I, of course, wish you all the best. I so hope it works for you. You are more than two decades younger than me so this disease must be even more frustrating for you and all those other young people. It is hard enough for me so must be the pits for you. Just keep us posted and let there be an end in sight for all of us who struggle on a daily basis not to upset the beast!


#13

Margaret if I’m right I suggest you don’t try to clear it as any pressure might exacerbate the tear if that is what you have. Just let it drain naturally when you swallow.

Yeah my tinnitus changes with pressure too. It’s delightfully quiet when up high in an office building.


#14

This is all very interesting to me! Looking forward to the results of your experiment with keeping the ‘pressure’ under control. I have always felt that the tinnitus is ‘related’ to the feeling of fullness in the ear - be it due to fluid or air pressure.

Definitely wishing you luck! As Margaret says, it is far more important for those of you who are still young to try and sort your problems out as soon as possible. There are enough little problems that pop up as you get older without having to deal with the limitations this beast imposes as well!
Holding thumbs and sending good vibes!!!

p.s. - enjoy your trip!!


#15

Thanks Beth. I just hope MAV doesn’t spoil it!


#16

Kick it in the butt…just don’t strain yourself doing it!!!:slight_smile:


#17

wow, I feel anything that has something to do with the inner ear is worth looking very carefully into as why suffer if we don’t have too? I try not to let this condition control me ie my two day hangover is off scale haha but my symptoms never increase with or after a boozy session they just stay the same so I carnt understand why this is as alcohol is suppose to be a huge trigger, all this trying to figure stuff out wears me out more than a 12hour booze session lol I wish you every bit of luck james!


#18

Alcohol would not make a PLF worse (or better )

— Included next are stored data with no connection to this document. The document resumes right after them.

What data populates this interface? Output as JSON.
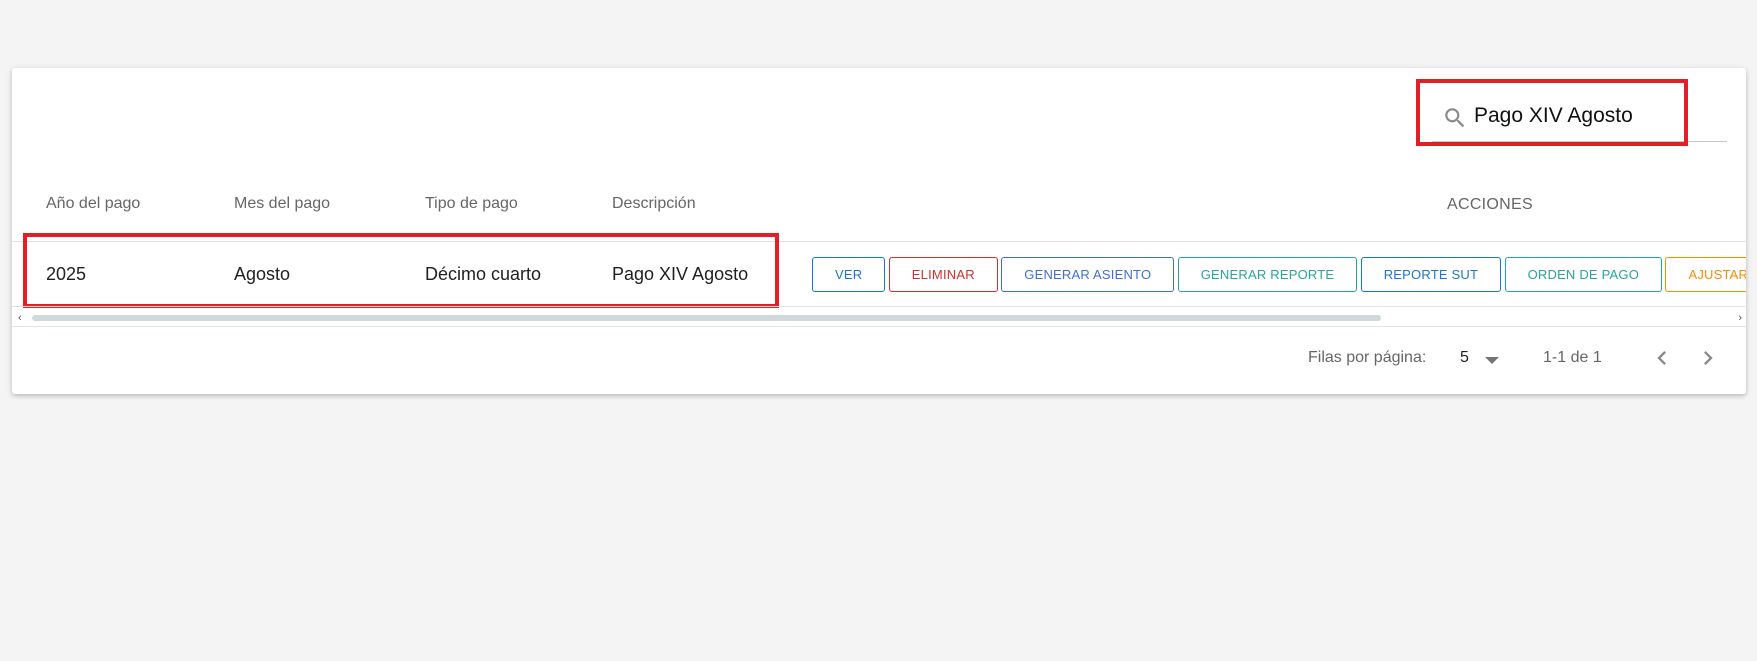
{
  "search": {
    "value": "Pago XIV Agosto"
  },
  "table": {
    "headers": {
      "year": "Año del pago",
      "month": "Mes del pago",
      "type": "Tipo de pago",
      "description": "Descripción",
      "actions": "ACCIONES"
    },
    "rows": [
      {
        "year": "2025",
        "month": "Agosto",
        "type": "Décimo cuarto",
        "description": "Pago XIV Agosto"
      }
    ],
    "actions": [
      {
        "label": "VER",
        "color": "#1976d2"
      },
      {
        "label": "ELIMINAR",
        "color": "#d32f2f"
      },
      {
        "label": "GENERAR ASIENTO",
        "color": "#3f6fd6"
      },
      {
        "label": "GENERAR REPORTE",
        "color": "#26a69a"
      },
      {
        "label": "REPORTE SUT",
        "color": "#1976d2"
      },
      {
        "label": "ORDEN DE PAGO",
        "color": "#26a69a"
      },
      {
        "label": "AJUSTAR VALOR A",
        "color": "#fb8c00"
      }
    ]
  },
  "footer": {
    "rows_per_page_label": "Filas por página:",
    "rows_per_page_value": "5",
    "range": "1-1 de 1"
  },
  "colors": {
    "highlight": "#e41e26",
    "background": "#f4f4f4"
  }
}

Thanks. I’m going ‘conservative’ for now. May even look for best surgeon in Japan for this.


#19

Just thought I’d add a quick note to avoid people being too bullish about PLF surgery:

  • It’s worth noting Dr. Hain estimates that 66% of surgical procedures fail!!
  • He believes that the patches used are not much better than putty.
  • I personally suspect that if you have a PLF, it may well heal, but be re-opened periodically by pressure from within in the form of a degree of Hydrops (increased pressure within the inner ear) that built up to compensate for the leak. If that’s the case then the surgery is not the end of your challenge and may be pointless
  • this might end up in a repeated cycles of vertigo attack (breach) and healing
  • It might be that the ear evolved to heal like this and you cannot do anything to beat what the body does for itself - you have to put up with the pressure and the occasional vertigo attacks until it eventually settles down (we hope!).
  • having looked at cases where surgery was employed, the hearing loss prior to surgery was quite significant … and whilst surgery generally improves the hearing, its not guaranteed to do so and not at all frequencies - one guy clearly lost MORE HF hearing from having the surgery (but who knows it may have come back later). If you do not have significant hearing loss I suspect surgeons may not be comfortable operating on you as they might feel the risk is too high and the body may do a better job of repairing the more minor damage.
  • I hypothesise that MAV maybe cases of variable hydrops in the ear having developed from PLF that subsequently healed but the pressure regulation has gone into hysteresis and may take a long time to settle. That model pretty much explains MAV tbh.

This said I will still book that appointment soon …


#20

There is nothing to be lost in having a discussion with those in the know and armed with all of your research you are able to ask pertinent questions and search for in depth answers which your every day patients who haven’t done their research are unable to do. I would love to be a fly on the wall as most physicians are somewhat nonplussed when patients actually know what they are talking about.